I’m agnostic on both cases, but I do know there are probably thousands of low-profile individuals who are at least as deserving of a pardon as Mr. Libby, but nobody is making a fuss over them.
Kick me. I’m a citizen!
If they wait that long he will already be serving his sentence and bail will not be an issue.
He’s implying that Derbyshire’s comment is the only view that has been expressed at NRO. Although I disagree with Derb COMPLETELY on this, I dont see anything wrong with him offering a view contrary to what the editors expressed in their editorial. NRO would be quite boring if all the writers thought alike.
It is not the America that we’ve known and loved. It has become AmeriKa.
Heh heh.. Scooter Libby has a friendly relationship with joe bottum.
What’s your point? Yes, he’ll likely be spending some time in jail. But I suspect he will not have a criminal record when he gets out, nor will he be financially behind where he would have been if he’d never been put in or fined. Sometimes friends in high places can’t make things perfect. And I really doubt that Libby wants Bush to give him a pre-election pardon, potentially at great cost to the Republican Party’s election results.

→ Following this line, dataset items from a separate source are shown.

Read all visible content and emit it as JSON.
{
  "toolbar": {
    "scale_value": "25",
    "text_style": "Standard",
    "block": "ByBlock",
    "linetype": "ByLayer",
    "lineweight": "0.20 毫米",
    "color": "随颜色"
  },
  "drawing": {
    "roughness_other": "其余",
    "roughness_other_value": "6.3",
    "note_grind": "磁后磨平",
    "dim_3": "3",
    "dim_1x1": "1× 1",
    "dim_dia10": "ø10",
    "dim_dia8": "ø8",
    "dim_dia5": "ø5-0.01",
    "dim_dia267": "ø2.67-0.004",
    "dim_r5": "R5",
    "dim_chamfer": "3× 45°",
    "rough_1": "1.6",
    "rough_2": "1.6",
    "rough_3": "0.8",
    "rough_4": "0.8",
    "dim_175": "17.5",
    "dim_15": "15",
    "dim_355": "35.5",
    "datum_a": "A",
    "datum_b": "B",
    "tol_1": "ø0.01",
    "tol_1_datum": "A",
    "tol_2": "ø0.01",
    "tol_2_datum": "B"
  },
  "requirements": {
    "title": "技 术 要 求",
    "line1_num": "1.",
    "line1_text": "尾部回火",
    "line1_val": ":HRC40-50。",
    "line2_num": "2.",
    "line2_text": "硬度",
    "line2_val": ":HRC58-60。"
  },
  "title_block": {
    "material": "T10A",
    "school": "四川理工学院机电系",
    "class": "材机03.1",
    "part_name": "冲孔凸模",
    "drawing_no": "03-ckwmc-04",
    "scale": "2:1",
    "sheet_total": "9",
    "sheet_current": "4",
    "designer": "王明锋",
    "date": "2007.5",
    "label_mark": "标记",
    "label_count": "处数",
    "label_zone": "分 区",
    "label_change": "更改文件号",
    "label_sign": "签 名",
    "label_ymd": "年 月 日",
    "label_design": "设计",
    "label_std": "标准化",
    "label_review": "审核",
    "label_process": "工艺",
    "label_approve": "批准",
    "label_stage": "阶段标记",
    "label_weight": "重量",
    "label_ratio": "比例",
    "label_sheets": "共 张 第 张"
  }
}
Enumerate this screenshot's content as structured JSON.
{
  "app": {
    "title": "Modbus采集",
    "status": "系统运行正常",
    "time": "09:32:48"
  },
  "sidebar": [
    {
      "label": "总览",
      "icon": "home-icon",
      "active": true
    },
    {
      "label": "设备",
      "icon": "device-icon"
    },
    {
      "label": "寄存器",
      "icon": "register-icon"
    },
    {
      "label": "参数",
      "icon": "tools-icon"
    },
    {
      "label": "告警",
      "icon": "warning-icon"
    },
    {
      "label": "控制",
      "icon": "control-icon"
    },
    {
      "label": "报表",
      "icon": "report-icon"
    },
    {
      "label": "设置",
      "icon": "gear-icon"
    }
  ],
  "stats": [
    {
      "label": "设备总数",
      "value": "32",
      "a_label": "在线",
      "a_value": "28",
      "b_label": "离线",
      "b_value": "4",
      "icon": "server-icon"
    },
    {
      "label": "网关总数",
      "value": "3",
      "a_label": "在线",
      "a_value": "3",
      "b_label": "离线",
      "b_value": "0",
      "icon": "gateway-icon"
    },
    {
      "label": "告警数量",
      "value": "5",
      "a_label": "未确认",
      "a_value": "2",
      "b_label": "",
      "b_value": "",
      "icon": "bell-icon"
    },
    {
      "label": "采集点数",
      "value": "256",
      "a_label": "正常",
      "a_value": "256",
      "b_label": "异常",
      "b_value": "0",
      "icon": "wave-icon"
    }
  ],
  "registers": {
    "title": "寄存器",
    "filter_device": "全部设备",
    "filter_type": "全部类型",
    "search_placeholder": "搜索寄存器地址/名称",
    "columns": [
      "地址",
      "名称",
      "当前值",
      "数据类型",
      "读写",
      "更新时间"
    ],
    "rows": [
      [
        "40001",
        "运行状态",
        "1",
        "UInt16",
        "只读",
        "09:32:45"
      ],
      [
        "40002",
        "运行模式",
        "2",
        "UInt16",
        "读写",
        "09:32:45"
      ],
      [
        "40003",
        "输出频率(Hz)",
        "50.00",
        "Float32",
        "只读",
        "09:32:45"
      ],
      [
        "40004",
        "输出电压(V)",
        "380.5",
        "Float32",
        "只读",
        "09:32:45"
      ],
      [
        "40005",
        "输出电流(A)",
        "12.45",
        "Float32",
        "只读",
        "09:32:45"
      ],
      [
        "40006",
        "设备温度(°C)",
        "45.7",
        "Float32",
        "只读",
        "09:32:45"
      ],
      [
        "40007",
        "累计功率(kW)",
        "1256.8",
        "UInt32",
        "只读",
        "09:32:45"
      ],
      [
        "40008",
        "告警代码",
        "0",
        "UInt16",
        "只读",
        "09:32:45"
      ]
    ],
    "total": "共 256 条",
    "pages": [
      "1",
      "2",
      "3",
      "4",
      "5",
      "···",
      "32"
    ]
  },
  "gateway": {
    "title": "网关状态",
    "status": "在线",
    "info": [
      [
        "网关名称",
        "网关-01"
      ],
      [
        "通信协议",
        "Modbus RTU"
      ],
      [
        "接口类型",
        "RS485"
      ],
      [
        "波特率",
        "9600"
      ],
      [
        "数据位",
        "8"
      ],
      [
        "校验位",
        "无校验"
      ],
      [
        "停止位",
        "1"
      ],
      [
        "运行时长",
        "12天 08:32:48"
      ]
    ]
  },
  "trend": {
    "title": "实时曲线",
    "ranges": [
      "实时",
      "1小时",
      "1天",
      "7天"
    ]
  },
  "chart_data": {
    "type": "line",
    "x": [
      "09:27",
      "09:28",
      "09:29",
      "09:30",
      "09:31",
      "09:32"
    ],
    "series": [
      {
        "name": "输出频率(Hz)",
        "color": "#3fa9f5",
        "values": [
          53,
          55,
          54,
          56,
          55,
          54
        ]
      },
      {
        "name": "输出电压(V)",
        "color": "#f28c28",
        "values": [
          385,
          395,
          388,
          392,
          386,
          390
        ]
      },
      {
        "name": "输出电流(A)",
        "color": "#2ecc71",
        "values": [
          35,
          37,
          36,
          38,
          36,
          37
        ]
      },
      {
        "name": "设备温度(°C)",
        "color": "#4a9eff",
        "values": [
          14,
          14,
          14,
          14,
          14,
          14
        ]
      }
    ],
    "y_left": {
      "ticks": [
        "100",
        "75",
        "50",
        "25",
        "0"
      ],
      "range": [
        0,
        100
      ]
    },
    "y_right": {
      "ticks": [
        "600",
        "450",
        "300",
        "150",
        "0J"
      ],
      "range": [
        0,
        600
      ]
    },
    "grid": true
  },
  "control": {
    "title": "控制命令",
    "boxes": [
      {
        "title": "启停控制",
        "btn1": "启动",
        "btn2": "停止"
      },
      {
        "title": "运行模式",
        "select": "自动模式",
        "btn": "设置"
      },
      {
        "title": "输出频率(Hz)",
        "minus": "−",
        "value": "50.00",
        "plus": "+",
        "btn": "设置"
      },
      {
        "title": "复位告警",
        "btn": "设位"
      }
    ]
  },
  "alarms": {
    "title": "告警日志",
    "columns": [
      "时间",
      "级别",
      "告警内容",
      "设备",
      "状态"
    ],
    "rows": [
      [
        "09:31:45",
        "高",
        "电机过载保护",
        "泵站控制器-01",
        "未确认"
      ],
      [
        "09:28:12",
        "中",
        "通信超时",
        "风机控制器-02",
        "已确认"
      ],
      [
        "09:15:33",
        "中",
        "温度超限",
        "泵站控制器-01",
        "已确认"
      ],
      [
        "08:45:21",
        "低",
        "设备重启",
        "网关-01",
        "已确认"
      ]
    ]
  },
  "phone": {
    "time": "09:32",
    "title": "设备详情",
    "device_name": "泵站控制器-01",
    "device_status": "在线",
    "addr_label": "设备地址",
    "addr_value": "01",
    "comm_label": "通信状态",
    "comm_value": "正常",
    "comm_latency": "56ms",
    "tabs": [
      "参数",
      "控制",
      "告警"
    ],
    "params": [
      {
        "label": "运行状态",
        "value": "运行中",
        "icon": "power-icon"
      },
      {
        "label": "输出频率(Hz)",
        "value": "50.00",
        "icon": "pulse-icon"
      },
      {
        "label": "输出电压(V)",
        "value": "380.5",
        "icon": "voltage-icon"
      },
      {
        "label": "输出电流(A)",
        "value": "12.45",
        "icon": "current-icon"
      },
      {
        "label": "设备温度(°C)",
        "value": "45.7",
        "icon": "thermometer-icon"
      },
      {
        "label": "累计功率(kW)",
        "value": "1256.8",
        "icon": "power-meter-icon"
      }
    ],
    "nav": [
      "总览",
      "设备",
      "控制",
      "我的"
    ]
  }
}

Unlike the Plame-Wilson beast, most of the people in the Bush administration actually do have some things they put a higher value on than their own personal pleasure, status, and wealth.
My only point is by that time he would be serving his sentence and can’t be bailed. That he should spend a second behind bars is a travesty. Pardon him now or, if the President doesn’t want to do that, commute his sentence to a fine.
You make good points. That’s just the way it is. One standard for Democrats and the well-connected another for Republicans.